Iceberg REST Catalog Compatibility
Gravitino implements the Iceberg REST Catalog specification, allowing Iceberg-compatible engines (Spark, Flink, Trino, Dremio, PyIceberg) to connect to Gravitino and query its managed Iceberg catalogs:
# PyIceberg: connect to Gravitino's Iceberg REST endpoint
from pyiceberg.catalog import load_catalog
catalog = load_catalog(
"gravitino",
**{
"type": "rest",
"uri": "http://gravitino-host:9001/api/iceberg/metalakes/my-metalake/catalogs/iceberg-catalog",
"warehouse": "my-metalake/iceberg-catalog",
}
)
# Standard Iceberg operations work transparently
tables = catalog.list_tables("analytics")

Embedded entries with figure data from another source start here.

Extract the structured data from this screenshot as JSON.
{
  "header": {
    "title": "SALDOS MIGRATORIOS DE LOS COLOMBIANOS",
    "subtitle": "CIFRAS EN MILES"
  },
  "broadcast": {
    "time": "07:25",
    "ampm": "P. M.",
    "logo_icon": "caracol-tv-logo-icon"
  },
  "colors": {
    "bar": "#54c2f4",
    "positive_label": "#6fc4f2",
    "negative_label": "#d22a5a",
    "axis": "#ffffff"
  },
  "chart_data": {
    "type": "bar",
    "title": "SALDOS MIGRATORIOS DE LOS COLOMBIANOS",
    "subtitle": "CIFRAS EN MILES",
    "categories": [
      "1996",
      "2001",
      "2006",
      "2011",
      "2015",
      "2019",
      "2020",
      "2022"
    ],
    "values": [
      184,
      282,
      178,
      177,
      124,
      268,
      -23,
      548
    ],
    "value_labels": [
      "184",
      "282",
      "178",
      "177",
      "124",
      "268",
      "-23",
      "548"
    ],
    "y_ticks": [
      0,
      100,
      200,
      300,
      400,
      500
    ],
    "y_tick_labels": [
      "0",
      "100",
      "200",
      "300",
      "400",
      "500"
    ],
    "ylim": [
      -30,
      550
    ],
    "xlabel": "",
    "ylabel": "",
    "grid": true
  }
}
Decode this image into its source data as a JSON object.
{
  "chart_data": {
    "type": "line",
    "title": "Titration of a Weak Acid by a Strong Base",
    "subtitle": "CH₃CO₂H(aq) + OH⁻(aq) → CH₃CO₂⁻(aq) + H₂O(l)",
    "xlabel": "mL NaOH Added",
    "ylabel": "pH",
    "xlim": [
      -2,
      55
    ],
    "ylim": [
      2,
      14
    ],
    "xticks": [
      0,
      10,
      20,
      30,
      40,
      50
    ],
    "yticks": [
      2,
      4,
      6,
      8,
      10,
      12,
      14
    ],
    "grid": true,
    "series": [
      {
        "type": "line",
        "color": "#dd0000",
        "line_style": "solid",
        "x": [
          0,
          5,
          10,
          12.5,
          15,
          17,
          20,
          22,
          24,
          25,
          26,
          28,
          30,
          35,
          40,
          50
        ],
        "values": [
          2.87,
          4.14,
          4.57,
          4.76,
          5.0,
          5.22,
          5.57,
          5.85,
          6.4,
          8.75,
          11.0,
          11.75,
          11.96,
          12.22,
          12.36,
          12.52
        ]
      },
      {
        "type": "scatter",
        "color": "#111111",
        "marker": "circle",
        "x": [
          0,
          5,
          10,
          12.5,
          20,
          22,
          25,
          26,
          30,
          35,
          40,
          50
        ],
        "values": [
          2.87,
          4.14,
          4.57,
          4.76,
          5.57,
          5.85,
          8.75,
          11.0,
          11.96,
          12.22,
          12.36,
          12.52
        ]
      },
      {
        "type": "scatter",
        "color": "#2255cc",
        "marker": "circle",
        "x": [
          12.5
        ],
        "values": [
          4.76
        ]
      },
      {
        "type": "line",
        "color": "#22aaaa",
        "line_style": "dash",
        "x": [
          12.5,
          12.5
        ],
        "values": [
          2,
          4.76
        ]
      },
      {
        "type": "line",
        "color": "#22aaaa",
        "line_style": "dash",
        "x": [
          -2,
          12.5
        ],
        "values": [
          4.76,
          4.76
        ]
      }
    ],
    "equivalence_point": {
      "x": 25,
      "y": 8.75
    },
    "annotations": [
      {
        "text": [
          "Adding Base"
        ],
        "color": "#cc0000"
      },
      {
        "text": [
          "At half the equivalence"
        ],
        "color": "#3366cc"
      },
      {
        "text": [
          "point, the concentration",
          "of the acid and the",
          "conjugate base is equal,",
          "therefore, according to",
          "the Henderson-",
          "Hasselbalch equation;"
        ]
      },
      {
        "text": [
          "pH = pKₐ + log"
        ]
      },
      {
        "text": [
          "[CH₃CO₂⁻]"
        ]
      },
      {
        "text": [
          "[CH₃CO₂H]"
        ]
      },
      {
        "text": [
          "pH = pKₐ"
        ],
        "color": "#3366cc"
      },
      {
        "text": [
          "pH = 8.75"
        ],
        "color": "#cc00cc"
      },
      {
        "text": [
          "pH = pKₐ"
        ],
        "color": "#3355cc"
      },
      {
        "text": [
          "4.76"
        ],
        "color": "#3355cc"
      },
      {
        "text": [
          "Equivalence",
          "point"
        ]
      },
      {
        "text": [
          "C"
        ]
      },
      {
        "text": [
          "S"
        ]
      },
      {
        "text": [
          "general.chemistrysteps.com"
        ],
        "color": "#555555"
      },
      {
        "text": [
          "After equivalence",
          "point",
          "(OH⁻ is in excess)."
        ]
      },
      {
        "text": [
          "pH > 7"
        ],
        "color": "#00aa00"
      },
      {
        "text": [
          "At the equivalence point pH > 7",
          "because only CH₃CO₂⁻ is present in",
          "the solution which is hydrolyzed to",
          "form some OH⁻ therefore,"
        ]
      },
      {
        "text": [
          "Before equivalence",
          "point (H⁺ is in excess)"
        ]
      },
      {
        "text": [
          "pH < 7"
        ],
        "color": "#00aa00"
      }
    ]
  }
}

table = catalog.load_table("analytics.orders")
Gravitino Metalake
The top-level organizational unit in Gravitino is the metalake — a tenant boundary that contains multiple catalogs. A Gravitino deployment can serve multiple metalakes for different organizations or environments:
Gravitino Server
├── Metalake: production
│ ├── Iceberg catalog: lakehouse
│ ├── Hive catalog: legacy_hive
│ └── JDBC catalog: operational_db
└── Metalake: development
├── Iceberg catalog: dev_lakehouse
└── JDBC catalog: dev_db
Connecting Gravitino to Iceberg Storage
# Gravitino configuration: creating an Iceberg catalog
catalogs:
- name: lakehouse
type: lakehouse-iceberg
provider: lakehouse-iceberg
properties:
catalog-backend: rest # or hive, jdbc
uri: https://my-polaris.example.com
warehouse: s3://my-bucket/warehouse/
Or using the Gravitino REST API:
curl -X POST http://gravitino-host:9001/api/metalakes/production/catalogs \
-H "Content-Type: application/json" \
-d '{
"name": "lakehouse",
"type": "RELATIONAL",
"provider": "lakehouse-iceberg",
"properties": {
"catalog-backend": "hive",
"uri": "thrift://hms-host:9083",
"warehouse": "s3://my-bucket/warehouse/"
}
}'
Gravitino Use Cases
Legacy Hive + Modern Iceberg Unification
Organizations with both legacy HMS-managed Hive tables and new Iceberg tables can present both through a single Gravitino API:
# Both Hive and Iceberg tables visible through Gravitino
gravitino_catalog = load_catalog("gravitino", ...)
# List all tables (Hive and Iceberg)
all_tables = gravitino_catalog.list_tables("analytics")
for table in all_tables:
print(table) # includes both Hive and Iceberg tables
Multi-Format Table Discovery
Data engineers can use Gravitino as a discovery tool to find tables regardless of format, then route queries to the appropriate engine.
Governance Layer
Gravitino’s centralized metadata view enables governance teams to see all tables, schemas, and properties across all catalog types — without needing to connect to each catalog separately.
Gravitino vs. Apache Polaris
| Aspect | Apache Gravitino | Apache Polaris |
|---|---|---|
| Primary use | Multi-source metadata hub | Iceberg-native REST Catalog |
| Iceberg support | Via REST catalog bridge | Native Iceberg REST Catalog |
| Non-Iceberg sources | Yes (Hive, JDBC, filesystems) | No (Iceberg only) |
| Credential vending | Limited | Full (per-table scoped credentials) |
| RBAC | Limited (evolving) | Full (principal, role, privilege model) |
| Best for | Unified metadata across diverse sources | Production multi-engine Iceberg governance |
Gravitino is well-suited for organizations that need a unified metadata view over diverse, heterogeneous data sources including Iceberg. Polaris is the right choice for organizations building a pure Iceberg lakehouse that needs full credential vending, fine-grained RBAC, and maximum performance.